Ul­ti­mately, even at not-for-profit hos­pi­tals, rev­enue has to ex­ceed oper­at­ing ex­penses, said Cross­ley, the Univer­sity of Pitts­burgh law pro­fes­sor.

“It’s not un­usual to hear about hospital man­age­ment try­ing to ad­just pa­tient mix by ad­just­ing the ser­vices they of­fer, to max­i­mize rev­enue,” Cross­ley added. They might try to fig­ure out which ser­vices have the best profit margins, for in­stance, and lure pa­tients to those more lu­cra­tive units while clos­ing down ser­vices that at­tract Med­i­caid pa­tients and cause the hospital to lose money.

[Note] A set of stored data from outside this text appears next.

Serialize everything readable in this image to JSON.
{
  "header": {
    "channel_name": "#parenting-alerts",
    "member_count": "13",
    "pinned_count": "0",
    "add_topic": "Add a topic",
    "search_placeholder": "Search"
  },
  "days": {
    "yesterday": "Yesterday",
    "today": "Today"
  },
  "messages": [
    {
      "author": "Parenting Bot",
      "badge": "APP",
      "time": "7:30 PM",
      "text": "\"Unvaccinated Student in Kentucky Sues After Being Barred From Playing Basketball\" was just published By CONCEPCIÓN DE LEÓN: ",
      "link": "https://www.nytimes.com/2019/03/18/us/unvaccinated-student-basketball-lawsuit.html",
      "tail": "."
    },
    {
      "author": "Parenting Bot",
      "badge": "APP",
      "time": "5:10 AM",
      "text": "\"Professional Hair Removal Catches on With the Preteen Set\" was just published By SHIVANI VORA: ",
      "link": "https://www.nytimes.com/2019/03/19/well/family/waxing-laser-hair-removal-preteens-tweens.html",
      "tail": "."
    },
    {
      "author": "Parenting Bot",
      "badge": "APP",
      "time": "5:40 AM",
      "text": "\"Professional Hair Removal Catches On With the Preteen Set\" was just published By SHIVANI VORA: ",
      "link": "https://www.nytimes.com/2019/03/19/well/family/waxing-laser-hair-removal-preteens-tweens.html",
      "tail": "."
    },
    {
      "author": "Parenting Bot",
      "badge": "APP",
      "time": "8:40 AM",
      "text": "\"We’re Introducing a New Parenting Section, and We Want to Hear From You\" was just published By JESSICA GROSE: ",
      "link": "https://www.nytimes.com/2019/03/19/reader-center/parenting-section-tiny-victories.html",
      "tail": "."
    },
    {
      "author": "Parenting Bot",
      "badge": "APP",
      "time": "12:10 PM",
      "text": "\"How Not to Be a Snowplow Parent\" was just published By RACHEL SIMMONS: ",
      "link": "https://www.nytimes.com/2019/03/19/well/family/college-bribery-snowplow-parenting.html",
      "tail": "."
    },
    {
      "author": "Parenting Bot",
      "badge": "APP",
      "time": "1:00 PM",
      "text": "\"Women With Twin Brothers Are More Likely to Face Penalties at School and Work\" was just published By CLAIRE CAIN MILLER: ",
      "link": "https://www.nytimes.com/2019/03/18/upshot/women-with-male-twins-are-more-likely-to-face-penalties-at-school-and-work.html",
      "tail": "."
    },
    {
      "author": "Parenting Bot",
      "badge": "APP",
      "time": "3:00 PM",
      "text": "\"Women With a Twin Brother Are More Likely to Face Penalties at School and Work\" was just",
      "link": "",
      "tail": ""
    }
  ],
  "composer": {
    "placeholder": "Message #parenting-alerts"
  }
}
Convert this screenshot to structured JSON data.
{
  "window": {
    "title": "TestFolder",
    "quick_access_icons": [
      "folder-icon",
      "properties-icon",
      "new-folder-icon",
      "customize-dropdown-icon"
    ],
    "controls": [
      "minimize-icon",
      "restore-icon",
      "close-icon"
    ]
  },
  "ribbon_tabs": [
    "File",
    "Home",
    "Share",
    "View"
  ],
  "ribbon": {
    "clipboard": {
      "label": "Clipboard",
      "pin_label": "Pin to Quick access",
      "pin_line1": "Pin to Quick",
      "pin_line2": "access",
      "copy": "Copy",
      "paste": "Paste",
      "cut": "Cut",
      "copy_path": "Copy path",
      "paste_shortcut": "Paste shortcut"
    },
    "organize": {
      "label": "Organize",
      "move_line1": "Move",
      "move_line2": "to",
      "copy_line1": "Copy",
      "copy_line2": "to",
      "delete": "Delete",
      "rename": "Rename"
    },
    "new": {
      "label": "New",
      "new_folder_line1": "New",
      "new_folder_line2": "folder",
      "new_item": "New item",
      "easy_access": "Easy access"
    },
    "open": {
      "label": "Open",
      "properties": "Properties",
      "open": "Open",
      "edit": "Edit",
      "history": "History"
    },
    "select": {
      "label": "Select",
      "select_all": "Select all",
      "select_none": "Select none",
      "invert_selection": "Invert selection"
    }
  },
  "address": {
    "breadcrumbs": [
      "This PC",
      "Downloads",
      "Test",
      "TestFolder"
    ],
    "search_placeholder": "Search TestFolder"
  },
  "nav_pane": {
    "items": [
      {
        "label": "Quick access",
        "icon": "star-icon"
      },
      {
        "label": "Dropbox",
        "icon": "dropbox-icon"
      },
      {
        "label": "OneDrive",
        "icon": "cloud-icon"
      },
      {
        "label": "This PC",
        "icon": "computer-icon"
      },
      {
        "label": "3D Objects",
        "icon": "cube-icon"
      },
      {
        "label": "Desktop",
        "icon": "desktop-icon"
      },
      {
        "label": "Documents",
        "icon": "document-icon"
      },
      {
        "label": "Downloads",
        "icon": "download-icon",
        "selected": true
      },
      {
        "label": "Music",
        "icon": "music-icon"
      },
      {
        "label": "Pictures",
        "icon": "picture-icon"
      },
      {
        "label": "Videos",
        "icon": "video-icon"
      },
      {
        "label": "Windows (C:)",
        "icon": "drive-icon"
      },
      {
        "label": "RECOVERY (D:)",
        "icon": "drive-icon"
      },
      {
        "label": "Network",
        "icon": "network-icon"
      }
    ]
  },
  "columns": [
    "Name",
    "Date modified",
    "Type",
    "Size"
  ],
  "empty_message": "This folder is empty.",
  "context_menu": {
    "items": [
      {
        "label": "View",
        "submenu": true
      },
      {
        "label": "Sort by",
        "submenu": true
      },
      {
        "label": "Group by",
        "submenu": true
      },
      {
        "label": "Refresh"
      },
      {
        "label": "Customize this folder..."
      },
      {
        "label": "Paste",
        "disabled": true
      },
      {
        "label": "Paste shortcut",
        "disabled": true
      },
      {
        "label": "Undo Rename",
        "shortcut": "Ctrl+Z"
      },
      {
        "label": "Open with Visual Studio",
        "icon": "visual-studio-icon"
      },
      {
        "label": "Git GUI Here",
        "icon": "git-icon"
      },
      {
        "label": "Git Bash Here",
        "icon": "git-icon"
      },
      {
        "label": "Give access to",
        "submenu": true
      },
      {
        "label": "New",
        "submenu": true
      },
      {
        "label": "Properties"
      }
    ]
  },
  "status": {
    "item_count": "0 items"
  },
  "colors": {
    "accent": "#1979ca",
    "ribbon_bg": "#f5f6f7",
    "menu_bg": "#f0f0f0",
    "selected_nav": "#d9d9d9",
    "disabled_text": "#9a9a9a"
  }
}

Young, who saw Nose­wor­thy’s com­ments as mar­ket-level and not pa­tientspe­cific, said that al­though the re­marks were in poor taste, the sen­ti­ments be­hind them were “com­mon­place.”

“We’ve asked them to com­pete,” Young said of not-for-profit hos­pi­tals. “They do think about how they have to mar­ket their ser­vices, and how they want to focus on the com­mer­cial pop­u­la­tion ver­sus gov­ern­ment.”